Kedua, sambung Anjar, menuntut aparat penegak hukum untuk menghentikan segala tindakan reprensifitas terhadap aktivis, yang pada dasarnya berjuang untuk menyuarakan aspirasi rakyat.
“Ini kita sampaikan karena fakta di lapangan, banyak aktivis di Indonesia mengalami intimidasi, penangkapan dan bahkan kriminalisasi atas aktivitas mereka yang dianggap mengancam status quo,” sesal Anjar.
Kemudian, tambah Anjar, pihaknya mendesak Kementerian Pendidikan Kebudayaan Riset dan Teknologi (Kemendibudritek) Republik Indonesia (RI), untuk mencabut Permendikbud Nomor 2 tahun 2024.

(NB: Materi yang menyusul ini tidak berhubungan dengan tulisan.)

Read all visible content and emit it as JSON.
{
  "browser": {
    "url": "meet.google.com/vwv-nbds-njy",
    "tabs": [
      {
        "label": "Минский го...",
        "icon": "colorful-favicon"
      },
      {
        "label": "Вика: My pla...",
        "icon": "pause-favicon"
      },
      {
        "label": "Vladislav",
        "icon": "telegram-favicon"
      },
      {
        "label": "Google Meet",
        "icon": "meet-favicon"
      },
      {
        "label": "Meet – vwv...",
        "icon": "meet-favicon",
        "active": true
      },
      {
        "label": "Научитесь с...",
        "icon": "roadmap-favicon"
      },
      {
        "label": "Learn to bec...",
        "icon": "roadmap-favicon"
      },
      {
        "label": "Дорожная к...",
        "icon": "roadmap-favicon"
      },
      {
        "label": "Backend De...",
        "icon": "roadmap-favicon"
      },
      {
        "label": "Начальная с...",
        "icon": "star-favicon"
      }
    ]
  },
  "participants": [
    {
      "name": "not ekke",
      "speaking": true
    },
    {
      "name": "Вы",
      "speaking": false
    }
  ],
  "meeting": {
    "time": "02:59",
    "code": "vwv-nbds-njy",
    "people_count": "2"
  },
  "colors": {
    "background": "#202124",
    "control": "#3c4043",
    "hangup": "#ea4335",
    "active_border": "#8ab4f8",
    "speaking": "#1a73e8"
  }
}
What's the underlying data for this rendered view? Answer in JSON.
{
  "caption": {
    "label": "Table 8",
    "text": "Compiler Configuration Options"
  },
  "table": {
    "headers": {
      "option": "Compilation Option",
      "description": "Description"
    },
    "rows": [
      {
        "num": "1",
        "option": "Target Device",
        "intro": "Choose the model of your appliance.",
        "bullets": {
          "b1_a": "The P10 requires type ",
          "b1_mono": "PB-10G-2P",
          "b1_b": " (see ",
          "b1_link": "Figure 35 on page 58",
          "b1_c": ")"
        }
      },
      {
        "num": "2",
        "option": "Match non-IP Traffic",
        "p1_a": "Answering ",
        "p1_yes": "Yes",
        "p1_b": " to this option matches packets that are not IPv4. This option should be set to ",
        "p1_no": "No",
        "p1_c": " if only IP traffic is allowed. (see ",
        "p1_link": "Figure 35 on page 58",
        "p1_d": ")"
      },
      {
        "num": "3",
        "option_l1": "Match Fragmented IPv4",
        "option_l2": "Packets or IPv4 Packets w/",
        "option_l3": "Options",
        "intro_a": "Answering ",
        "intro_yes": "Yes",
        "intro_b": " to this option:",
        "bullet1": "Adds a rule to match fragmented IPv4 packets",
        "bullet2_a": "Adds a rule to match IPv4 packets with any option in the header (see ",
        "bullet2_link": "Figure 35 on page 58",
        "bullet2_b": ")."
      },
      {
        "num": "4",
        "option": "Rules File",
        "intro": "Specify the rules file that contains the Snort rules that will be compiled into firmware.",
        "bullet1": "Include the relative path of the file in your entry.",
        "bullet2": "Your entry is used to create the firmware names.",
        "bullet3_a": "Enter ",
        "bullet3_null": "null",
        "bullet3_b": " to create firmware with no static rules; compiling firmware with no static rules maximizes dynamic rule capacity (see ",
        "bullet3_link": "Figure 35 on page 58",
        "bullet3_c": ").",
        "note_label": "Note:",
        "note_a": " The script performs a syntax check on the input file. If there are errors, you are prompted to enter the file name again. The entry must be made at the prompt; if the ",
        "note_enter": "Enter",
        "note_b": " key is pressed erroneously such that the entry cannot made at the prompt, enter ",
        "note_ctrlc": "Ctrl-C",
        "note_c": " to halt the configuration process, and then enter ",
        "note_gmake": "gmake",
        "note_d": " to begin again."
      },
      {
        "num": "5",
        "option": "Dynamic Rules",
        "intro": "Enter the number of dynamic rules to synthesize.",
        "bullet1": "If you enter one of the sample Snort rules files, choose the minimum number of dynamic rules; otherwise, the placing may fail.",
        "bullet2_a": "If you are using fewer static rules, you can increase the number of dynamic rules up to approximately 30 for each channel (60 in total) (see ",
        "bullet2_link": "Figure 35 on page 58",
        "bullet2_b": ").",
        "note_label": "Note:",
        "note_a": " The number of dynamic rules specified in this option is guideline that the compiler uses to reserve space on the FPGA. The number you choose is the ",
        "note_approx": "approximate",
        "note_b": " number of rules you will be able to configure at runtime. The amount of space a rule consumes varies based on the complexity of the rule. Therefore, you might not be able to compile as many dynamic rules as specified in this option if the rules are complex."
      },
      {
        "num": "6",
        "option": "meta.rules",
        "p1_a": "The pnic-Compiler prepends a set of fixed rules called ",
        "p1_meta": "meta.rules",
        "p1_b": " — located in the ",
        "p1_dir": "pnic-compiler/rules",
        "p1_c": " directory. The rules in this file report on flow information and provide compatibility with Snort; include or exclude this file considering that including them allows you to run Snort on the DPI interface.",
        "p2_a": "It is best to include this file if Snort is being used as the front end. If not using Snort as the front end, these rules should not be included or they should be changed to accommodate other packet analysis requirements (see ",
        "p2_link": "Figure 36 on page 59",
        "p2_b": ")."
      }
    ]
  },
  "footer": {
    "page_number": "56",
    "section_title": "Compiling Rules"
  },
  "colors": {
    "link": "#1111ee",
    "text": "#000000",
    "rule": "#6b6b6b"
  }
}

“Karena secara langsung dinilai memberi ruang bagi Perguruan Tinggi (PT), dalam melakukan praktek komersialisasi pendidikan,” sampai Anjar.
Pihaknya juga mendesak pemerintah untuk merevisi Undang-Undang (UU) Informasi dan Transaksi Elektronik (ITE), yang dinilai menjadi alat kriminalisasi oknum penegak hukum terhadap para aktivis dan juga masyarakat.
“Selain itu kita juga mendesak pemerintah mencabut Peraturan Pemerintah (PP) Nomor 25 tahun 2020 yang direvisi menjadi PP Nomor 21 tahun 2024 tentang penyelenggaraan Tabungan Perumahan Rakyat (TAPERA),” ujar Anjar.
Lebih lanjut Anjar mengatakan, pihaknya menyatakan penolakan terhadap revisi UU TNI/POLRI, serta mendesak DPR RI melalui DPRD Provinsi Bengkulu untuk menolak RUU tersebut.
“Terakhir kita mendesak untuk segera memberhentikan RUU penyiaran, karena sangat jelas terlihat RUU itu merupakan upaya konkret untuk membatasi aktivitas jurnalistik, serta menghambat kebebasan berekspresi secara luas,” singkat Anjar.